L’ACQUA LO SA (SERENA GOBBO)
Mia moglie aveva cercato di avvertirmi, una delle ultime volte che mi ero chinato ad ascoltare i suoi sussurri. Aveva un fiato dolciastro, che attribuivo al glucosio delle flebo, e che invece era dovuto – ora lo so – alla carne che si disfaceva.
“Lui sta arrivando” aveva detto, e io avevo annuito, muto, senza notare che aveva detto “lui”, e non “lei”, come faceva nelle ultime settimane.

“Lei”, Clara la nominava spesso, e non era una figura impietosa con la falce sporca di sangue: era una donna velata a lutto che offriva una sua forma di accoglienza, e pronta a porgerle la mano per sollevarla un’ultima volta da quel letto che Clara non abbandonava ormai da mesi. “Lei” non era neanche una figura ossuta e spigolosa: era dotata di un corpo arrotondato e morbido, e di una voce delicata che la chiamava sottovoce con la delicatezza di un foulard di seta che ondeggiava al vento.
“Lei”, insomma, era una donna: imperscrutabile e profonda, come un pozzo nel quale si precipita con terrore ma che, in fondo, ci accoglie su uno strato di morbida terra misericordiosa.
“Lui” non sapevo chi fosse, ma quando tutto finì e tornai a casa, mi accorsi che qualcosa era cambiato. L’erba continuava a crescere lungo il canale; i runner continuavano ad allenarsi sulla strada davanti a casa nostra – mia -; le auto sul cavalcavia continuavano a correre; eppure Carla aveva avuto ragione per l’ultima volta: “lui” stava arrivando.
Se ne accorse anche Cristoforo: una mattina, due giorni dopo che ero tornato, mi destai alle otto e un quarto e saltai a sedere sul letto. Non avevo sentito il miagolio che per dodici anni mi aveva svegliato con una puntualità ragioneristica alle sette. Uscii in pigiama e pantofole e Cristoforo non c’era. Lo aspettai tutto il giorno e i giorni successivi; lo chiamai, gli lasciai i bocconcini nella ciotola, ma non lo vidi più, e alla fine dovetti regalare ad un’associazione le scatolette che lui non avrebbe più mangiato.
In questi mesi ho cercato di raccogliere degli indizi su di “lui”, di capire chi è, cosa vuole.
Il primo è stato lo sguardo di Carla. Quando mi parlava di “lei”, teneva gli occhi socchiusi, come se ci fosse stato un raggio di sole a sfiorarle le palpebre; ma quando aveva nominato “lui”, l’espressione era stata molto diversa. Sulle prime avevo pensato che l’avesse pungolata un dolore improvviso, sfuggito alle maglie delle droghe che le giravano per le vene: un guizzo di fuoco che le aveva fatto strabuzzare gli occhi e raddrizzare la schiena. Ma il dottore mi aveva tranquillizzato, ormai dolori fisici non ne poteva sentire.

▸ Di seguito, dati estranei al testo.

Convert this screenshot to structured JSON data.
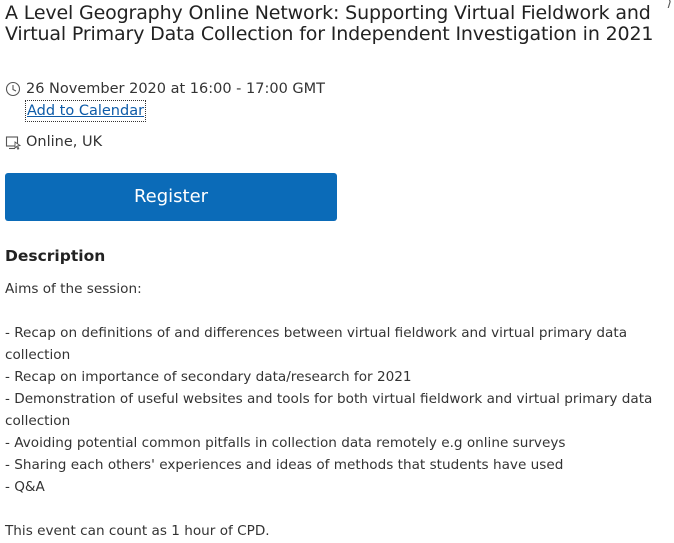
{
  "event": {
    "title": "A Level Geography Online Network: Supporting Virtual Fieldwork and Virtual Primary Data Collection for Independent Investigation in 2021",
    "date_time": "26 November 2020 at 16:00 - 17:00 GMT",
    "add_to_calendar": "Add to Calendar",
    "location": "Online, UK",
    "register_label": "Register"
  },
  "description": {
    "heading": "Description",
    "intro": "Aims of the session:",
    "items": [
      "- Recap on definitions of and differences between virtual fieldwork and virtual primary data collection",
      "- Recap on importance of secondary data/research for 2021",
      "- Demonstration of useful websites and tools for both virtual fieldwork and virtual primary data collection",
      "- Avoiding potential common pitfalls in collection data remotely e.g online surveys",
      "- Sharing each others' experiences and ideas of methods that students have used",
      "- Q&A"
    ],
    "footer": "This event can count as 1 hour of CPD."
  },
  "icons": {
    "date": "clock-icon",
    "location": "online-location-icon"
  },
  "colors": {
    "register_bg": "#0b6bb8",
    "link": "#0d5ba8"
  }
}
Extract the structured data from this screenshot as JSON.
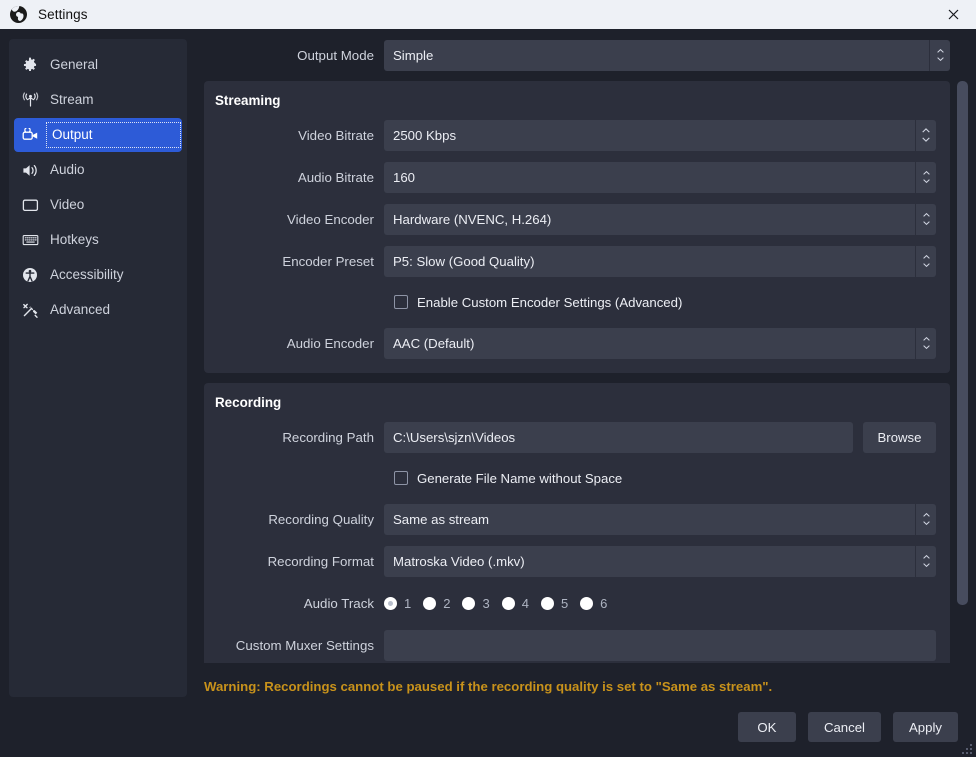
{
  "window": {
    "title": "Settings",
    "logo_icon": "obs-logo-icon",
    "close_icon": "close-icon"
  },
  "sidebar": {
    "items": [
      {
        "label": "General",
        "icon": "gear-icon",
        "selected": false
      },
      {
        "label": "Stream",
        "icon": "broadcast-icon",
        "selected": false
      },
      {
        "label": "Output",
        "icon": "output-camera-icon",
        "selected": true
      },
      {
        "label": "Audio",
        "icon": "speaker-icon",
        "selected": false
      },
      {
        "label": "Video",
        "icon": "monitor-icon",
        "selected": false
      },
      {
        "label": "Hotkeys",
        "icon": "keyboard-icon",
        "selected": false
      },
      {
        "label": "Accessibility",
        "icon": "accessibility-icon",
        "selected": false
      },
      {
        "label": "Advanced",
        "icon": "tools-icon",
        "selected": false
      }
    ]
  },
  "output_mode": {
    "label": "Output Mode",
    "value": "Simple"
  },
  "streaming": {
    "title": "Streaming",
    "video_bitrate": {
      "label": "Video Bitrate",
      "value": "2500 Kbps"
    },
    "audio_bitrate": {
      "label": "Audio Bitrate",
      "value": "160"
    },
    "video_encoder": {
      "label": "Video Encoder",
      "value": "Hardware (NVENC, H.264)"
    },
    "encoder_preset": {
      "label": "Encoder Preset",
      "value": "P5: Slow (Good Quality)"
    },
    "custom_encoder": {
      "label": "Enable Custom Encoder Settings (Advanced)",
      "checked": false
    },
    "audio_encoder": {
      "label": "Audio Encoder",
      "value": "AAC (Default)"
    }
  },
  "recording": {
    "title": "Recording",
    "recording_path": {
      "label": "Recording Path",
      "value": "C:\\Users\\sjzn\\Videos"
    },
    "browse_label": "Browse",
    "generate_no_space": {
      "label": "Generate File Name without Space",
      "checked": false
    },
    "recording_quality": {
      "label": "Recording Quality",
      "value": "Same as stream"
    },
    "recording_format": {
      "label": "Recording Format",
      "value": "Matroska Video (.mkv)"
    },
    "audio_track": {
      "label": "Audio Track",
      "tracks": [
        "1",
        "2",
        "3",
        "4",
        "5",
        "6"
      ],
      "selected": "1"
    },
    "custom_muxer": {
      "label": "Custom Muxer Settings",
      "value": ""
    }
  },
  "warning": {
    "text": "Warning: Recordings cannot be paused if the recording quality is set to \"Same as stream\".",
    "color": "#c8921b"
  },
  "footer": {
    "ok_label": "OK",
    "cancel_label": "Cancel",
    "apply_label": "Apply"
  },
  "colors": {
    "accent": "#2d5bd7",
    "window_bg": "#1e212b",
    "group_bg": "#2c2f3c",
    "input_bg": "#3b3f4d",
    "titlebar_bg": "#eef1f6"
  }
}
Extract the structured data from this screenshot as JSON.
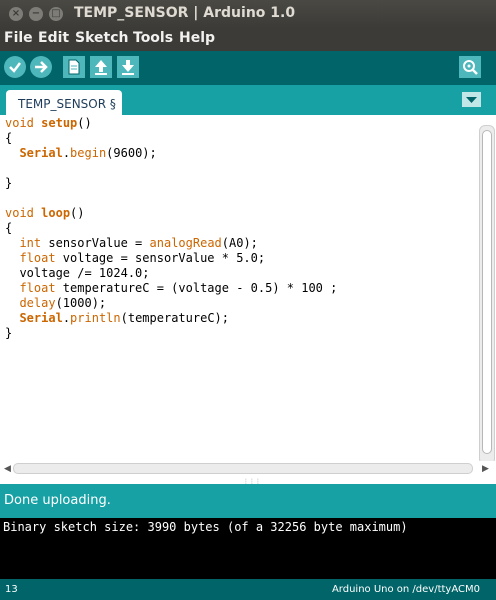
{
  "window": {
    "title": "TEMP_SENSOR | Arduino 1.0"
  },
  "menu": {
    "items": [
      "File",
      "Edit",
      "Sketch",
      "Tools",
      "Help"
    ]
  },
  "toolbar": {
    "buttons": [
      "verify-icon",
      "upload-icon",
      "new-icon",
      "open-icon",
      "save-icon",
      "serial-monitor-icon"
    ],
    "accent": "#4db7bb",
    "background": "#006468"
  },
  "tabs": [
    {
      "label": "TEMP_SENSOR §"
    }
  ],
  "editor": {
    "lines": [
      "void setup()",
      "{",
      "  Serial.begin(9600);",
      "",
      "}",
      "",
      "void loop()",
      "{",
      "  int sensorValue = analogRead(A0);",
      "  float voltage = sensorValue * 5.0;",
      "  voltage /= 1024.0;",
      "  float temperatureC = (voltage - 0.5) * 100 ;",
      "  delay(1000);",
      "  Serial.println(temperatureC);",
      "}"
    ]
  },
  "status": {
    "message": "Done uploading."
  },
  "console": {
    "text": "Binary sketch size: 3990 bytes (of a 32256 byte maximum)"
  },
  "footer": {
    "line": "13",
    "board": "Arduino Uno on /dev/ttyACM0"
  }
}
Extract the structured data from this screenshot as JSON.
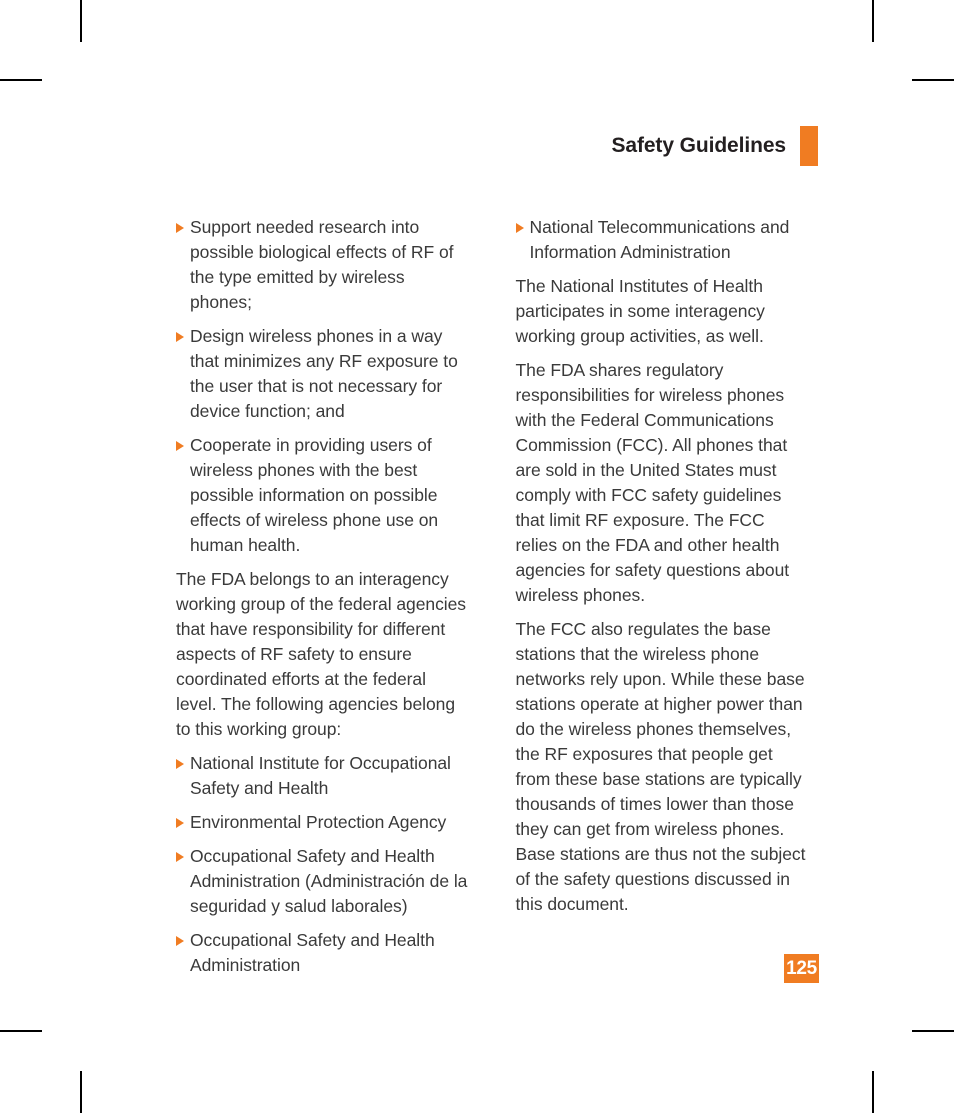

Un altro indizio era stata la scomparsa di Cristoforo, che si allontanava solo quando arrivava un estraneo e che tornava non appena l’intruso se ne andava.
Infine, l’ho sentito anch’io. Lo sento anche ora. E’ decisamente “lui”. Non so che faccia abbia, nè cosa voglia, ma c’è, è qui con me, sempre.
La prima volta che l’ho sentito distintamente, stavo attraversando il ponte pedonale per andare alla candelora: mi è sempre piaciuto il rimbombo dei passi sul pavimento di legno e metallo, e il luccichio dell’acqua che si intravede tra i gerani; ma quella volta è stato molto diverso.
“Lui” era lì. Mi son girato. A parte me, solo una madre con una carrozzina. Ci siamo salutati con un cenno della testa e lei mi ha superato, accelerando. Ma “lui” era ancora lì.
Adesso, quando mi veglio di notte per andare in bagno, sento il suo fiato, calmo e ineluttabile. Di giorno, il sottofondo dell’autostrada copre il suo respiro, ma “lui” resta qua, in attesa, non so di cosa. Non so da dove viene, né se ha un nome o se qualcuno, con quel nome, lo ha mai chiamato.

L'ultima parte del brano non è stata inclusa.